Posted On March 24, 2017 at 1:15 pm by / Comments Off on Transnationale Karrieren: Biografien, Lebensführung und by Florian Kreutzer, Silke Roth

By Florian Kreutzer, Silke Roth

Die gesellschaftlichen Dynamiken der Globalisierung führen zur zunehmenden inter- und transnationalen Mobilität von Arbeitskräften.
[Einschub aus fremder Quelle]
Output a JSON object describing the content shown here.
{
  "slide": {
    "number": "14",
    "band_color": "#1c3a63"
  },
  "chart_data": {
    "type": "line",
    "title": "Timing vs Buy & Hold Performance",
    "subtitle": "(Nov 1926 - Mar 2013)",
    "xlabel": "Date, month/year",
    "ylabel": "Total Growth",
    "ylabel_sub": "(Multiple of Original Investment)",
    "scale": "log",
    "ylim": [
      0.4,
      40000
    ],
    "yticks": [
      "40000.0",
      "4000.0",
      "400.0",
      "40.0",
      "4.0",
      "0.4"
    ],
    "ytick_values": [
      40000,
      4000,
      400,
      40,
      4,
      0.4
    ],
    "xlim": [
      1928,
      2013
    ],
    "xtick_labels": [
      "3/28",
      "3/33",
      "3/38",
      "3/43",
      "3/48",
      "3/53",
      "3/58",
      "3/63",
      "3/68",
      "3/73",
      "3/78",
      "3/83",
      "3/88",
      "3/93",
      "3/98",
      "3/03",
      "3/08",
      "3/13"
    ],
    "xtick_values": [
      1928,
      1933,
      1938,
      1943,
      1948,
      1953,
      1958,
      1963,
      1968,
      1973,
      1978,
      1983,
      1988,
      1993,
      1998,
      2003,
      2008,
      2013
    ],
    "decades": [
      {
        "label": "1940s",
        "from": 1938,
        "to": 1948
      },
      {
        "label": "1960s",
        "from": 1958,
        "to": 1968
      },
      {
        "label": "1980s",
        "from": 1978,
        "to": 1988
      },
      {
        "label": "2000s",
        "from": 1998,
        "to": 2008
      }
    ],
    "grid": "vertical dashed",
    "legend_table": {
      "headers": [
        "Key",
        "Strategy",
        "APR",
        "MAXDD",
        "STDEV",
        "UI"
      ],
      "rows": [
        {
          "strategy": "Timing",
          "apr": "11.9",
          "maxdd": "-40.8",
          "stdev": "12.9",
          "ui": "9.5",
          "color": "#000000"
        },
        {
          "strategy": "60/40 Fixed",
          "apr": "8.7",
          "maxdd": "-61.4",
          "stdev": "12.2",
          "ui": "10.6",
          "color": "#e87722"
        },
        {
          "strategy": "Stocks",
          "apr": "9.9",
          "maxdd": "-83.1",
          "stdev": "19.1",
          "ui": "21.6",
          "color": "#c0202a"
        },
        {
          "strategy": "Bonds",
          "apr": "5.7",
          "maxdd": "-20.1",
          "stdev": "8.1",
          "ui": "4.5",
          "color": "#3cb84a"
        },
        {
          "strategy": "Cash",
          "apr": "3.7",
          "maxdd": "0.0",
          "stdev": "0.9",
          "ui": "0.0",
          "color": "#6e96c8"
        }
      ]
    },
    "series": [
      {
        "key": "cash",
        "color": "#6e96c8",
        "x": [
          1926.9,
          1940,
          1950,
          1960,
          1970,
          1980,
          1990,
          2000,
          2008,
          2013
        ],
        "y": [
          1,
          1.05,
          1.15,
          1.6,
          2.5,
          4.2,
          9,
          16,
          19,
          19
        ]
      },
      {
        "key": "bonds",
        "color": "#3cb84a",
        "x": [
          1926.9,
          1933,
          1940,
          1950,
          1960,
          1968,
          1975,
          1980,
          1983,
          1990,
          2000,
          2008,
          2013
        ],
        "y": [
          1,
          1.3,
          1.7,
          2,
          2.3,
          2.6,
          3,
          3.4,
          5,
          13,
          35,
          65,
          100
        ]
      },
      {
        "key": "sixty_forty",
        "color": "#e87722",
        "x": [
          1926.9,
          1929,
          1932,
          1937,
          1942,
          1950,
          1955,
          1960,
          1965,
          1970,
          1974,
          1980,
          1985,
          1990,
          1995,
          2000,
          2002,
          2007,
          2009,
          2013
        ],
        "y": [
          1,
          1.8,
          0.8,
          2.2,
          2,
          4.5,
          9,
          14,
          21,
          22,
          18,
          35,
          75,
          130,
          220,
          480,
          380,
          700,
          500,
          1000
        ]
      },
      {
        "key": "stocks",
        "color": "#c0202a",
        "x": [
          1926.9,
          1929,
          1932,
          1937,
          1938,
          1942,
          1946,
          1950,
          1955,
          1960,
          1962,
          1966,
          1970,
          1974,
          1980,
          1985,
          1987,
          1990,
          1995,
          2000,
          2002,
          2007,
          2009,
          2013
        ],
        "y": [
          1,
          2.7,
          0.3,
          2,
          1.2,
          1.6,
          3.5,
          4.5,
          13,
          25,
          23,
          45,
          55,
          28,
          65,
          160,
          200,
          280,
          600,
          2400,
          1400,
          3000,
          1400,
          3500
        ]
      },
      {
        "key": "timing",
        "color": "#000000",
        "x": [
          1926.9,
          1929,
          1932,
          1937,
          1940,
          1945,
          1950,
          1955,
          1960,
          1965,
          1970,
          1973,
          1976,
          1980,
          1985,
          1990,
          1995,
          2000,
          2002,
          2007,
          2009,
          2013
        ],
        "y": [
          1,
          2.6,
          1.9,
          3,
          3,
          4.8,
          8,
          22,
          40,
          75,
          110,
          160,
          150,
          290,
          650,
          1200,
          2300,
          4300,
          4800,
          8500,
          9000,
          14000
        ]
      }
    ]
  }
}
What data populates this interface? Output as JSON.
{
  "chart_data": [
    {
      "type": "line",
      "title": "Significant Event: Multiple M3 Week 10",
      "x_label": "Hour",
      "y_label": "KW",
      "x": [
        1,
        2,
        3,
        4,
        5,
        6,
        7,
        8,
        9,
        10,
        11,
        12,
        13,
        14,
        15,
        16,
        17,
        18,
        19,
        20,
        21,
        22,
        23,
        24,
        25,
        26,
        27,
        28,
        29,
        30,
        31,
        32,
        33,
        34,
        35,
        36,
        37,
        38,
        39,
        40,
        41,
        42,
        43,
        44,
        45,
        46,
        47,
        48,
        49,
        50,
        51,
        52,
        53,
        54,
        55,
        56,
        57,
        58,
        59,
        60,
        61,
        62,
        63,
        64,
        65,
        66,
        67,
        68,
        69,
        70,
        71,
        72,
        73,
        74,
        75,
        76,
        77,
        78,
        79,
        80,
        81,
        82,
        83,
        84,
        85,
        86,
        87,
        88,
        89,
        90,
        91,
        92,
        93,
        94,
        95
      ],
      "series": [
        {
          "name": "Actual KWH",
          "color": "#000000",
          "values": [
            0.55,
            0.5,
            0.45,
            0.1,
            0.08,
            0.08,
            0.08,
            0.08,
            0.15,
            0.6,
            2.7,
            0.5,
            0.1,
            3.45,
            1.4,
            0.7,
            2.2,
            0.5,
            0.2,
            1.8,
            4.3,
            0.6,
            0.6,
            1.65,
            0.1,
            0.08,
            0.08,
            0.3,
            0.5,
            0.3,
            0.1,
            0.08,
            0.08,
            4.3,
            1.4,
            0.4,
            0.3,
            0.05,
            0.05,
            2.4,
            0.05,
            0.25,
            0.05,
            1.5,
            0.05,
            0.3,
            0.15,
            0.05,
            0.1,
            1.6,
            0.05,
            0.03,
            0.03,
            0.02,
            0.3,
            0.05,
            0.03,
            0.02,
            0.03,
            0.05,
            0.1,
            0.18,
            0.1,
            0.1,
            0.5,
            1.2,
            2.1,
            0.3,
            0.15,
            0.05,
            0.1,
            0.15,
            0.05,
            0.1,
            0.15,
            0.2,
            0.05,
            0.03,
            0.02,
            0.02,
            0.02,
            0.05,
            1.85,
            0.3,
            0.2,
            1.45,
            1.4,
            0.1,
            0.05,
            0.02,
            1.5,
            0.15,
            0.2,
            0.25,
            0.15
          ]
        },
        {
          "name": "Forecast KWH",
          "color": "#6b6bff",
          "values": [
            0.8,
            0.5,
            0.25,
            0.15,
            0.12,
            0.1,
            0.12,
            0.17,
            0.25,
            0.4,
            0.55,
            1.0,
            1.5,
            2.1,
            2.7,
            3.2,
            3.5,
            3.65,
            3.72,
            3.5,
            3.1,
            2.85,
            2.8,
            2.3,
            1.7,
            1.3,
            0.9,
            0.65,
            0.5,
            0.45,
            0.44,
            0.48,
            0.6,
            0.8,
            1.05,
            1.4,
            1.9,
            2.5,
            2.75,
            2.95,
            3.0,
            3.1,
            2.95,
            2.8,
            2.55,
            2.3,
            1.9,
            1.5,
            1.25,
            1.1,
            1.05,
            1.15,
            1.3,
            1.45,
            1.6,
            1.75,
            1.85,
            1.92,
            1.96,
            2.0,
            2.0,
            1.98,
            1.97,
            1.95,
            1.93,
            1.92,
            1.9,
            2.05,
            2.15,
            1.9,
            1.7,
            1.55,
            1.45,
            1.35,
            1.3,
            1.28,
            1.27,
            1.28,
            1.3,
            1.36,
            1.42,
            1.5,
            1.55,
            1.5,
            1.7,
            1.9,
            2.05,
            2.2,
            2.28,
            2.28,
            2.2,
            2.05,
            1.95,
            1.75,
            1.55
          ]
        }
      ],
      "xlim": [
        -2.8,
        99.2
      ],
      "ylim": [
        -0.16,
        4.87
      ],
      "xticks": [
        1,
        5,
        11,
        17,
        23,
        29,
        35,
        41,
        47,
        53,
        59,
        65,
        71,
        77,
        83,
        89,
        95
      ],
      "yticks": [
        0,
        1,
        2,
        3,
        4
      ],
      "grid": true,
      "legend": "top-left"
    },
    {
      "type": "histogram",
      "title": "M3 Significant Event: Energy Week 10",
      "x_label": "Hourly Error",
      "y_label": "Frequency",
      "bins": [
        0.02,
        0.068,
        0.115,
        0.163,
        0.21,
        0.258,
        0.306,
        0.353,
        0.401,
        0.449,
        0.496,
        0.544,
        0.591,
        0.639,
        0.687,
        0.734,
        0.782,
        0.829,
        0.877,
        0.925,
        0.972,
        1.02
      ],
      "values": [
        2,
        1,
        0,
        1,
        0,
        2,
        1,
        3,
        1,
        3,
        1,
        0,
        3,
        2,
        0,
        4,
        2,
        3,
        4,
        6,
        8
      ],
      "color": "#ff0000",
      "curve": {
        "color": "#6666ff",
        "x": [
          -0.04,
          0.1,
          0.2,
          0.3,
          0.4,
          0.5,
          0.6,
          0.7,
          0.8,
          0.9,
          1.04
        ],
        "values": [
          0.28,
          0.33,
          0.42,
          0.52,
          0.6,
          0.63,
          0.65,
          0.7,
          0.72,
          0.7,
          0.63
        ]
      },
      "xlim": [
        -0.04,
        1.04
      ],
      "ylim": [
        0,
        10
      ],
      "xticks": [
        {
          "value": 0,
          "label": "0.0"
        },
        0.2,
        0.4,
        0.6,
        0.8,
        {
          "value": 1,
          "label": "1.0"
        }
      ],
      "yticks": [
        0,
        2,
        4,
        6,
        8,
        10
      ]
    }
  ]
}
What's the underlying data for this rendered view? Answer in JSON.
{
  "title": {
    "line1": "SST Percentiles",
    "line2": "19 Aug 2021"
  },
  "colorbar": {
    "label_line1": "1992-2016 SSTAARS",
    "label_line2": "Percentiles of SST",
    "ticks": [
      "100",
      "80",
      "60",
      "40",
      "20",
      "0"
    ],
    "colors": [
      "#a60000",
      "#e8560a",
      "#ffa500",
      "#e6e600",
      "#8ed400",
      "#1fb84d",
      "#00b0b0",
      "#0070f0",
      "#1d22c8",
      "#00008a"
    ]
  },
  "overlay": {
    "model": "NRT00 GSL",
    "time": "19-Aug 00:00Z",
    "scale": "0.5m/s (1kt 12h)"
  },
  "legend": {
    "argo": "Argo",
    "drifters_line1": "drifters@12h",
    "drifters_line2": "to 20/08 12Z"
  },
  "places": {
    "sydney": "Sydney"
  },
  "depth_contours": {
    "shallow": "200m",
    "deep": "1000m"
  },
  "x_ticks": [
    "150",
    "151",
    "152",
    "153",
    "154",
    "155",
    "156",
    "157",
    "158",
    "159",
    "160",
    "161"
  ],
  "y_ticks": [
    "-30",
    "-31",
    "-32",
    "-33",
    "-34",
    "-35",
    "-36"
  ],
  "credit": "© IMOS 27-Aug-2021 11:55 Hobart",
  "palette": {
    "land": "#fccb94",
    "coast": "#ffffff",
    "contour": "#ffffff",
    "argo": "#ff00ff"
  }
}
In den Beiträgen dieses Sammelbandes werden die Biografien, Lebensführung und Interaktionen von foreign mobilen Ordensfrauen und EntwicklungsmitarbeiterInnen, ManagerInnen und DiplomatInnen, WissenschaftlerInnen und ExpertInnen, FlugbegleiterInnen und RentnerInnen, BörsenmaklerInnen und UnternehmerInnen untersucht. Dabei geht es um die zentrale Frage, wie diese Männer und Frauen durch ihre internationalen Karrieren zur Konstitution transnationaler sozialer Räume, Gemeinschaften und Klassen beitragen. Durch ihre transnationale Mobilität werden diese Menschen zu signifikanten Akteuren der Globalisierung und stellen als solche zugleich eine Allegorie der conditio humana des neuen Zeitalters dar.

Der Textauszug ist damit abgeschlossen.